Shopping carts stand outside a Toys R Us Inc. retail store in Louisville, Kentucky.

Photographer: Luke Sharrett/Bloomberg

Toys “R” Us Inc. is close to getting a cheaper rate on an operating loan that could help with the retail chain’s efforts reorganize in bankruptcy, according to a person with knowledge of the matter.

While the company has a total of $3.1 billion in bankruptcy financing, including a $1.85 billion asset-backed revolver, the improved rate comes on a $450 million term loan. Initial talk for the loan, which is syndicated and fully funded, was a price of Libor plus 750 basis points, or 7.5 percentage points; now a rate of Libor plus 675 basis points is being discussed, according to the person, who asked not to be identified because the discussions are private. 

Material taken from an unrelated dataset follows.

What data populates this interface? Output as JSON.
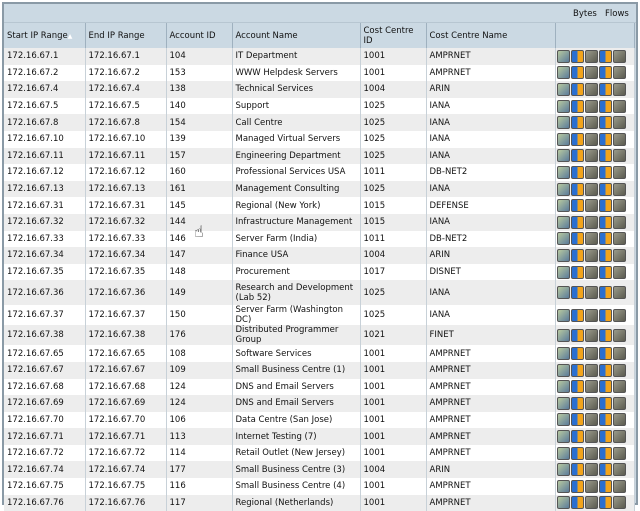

The terms will potentially save the company around $4.4 million in interest over the lifetime of the loan, according to data compiled by Bloomberg. The terms also improved on the original-issue discount, giving Toys "R" Us 99.5 percent of the loan’s funds, rather than 99 percent.

JPMorgan Chase & Co. is the lead agent on the 16-month loan, and Citigroup Inc., Deutsche Bank AG, Goldman Sachs Group Inc. and Barclays Plc are joint arrangers and book runners, according to court papers.

Though Toys "R" Us has temporary permission to draw on the "debtor-in-possession," or DIP, financing, a court hearing to seek approval of its final terms is scheduled for Oct. 10. The Wayne, N.J.-based company has said it wants to pay $96.5 million to agents, arrangers and lenders for the financing.

The case is In re TRU-SVC, 17-34659, U.S. Bankruptcy Court, Eastern District of Virginia (Richmond).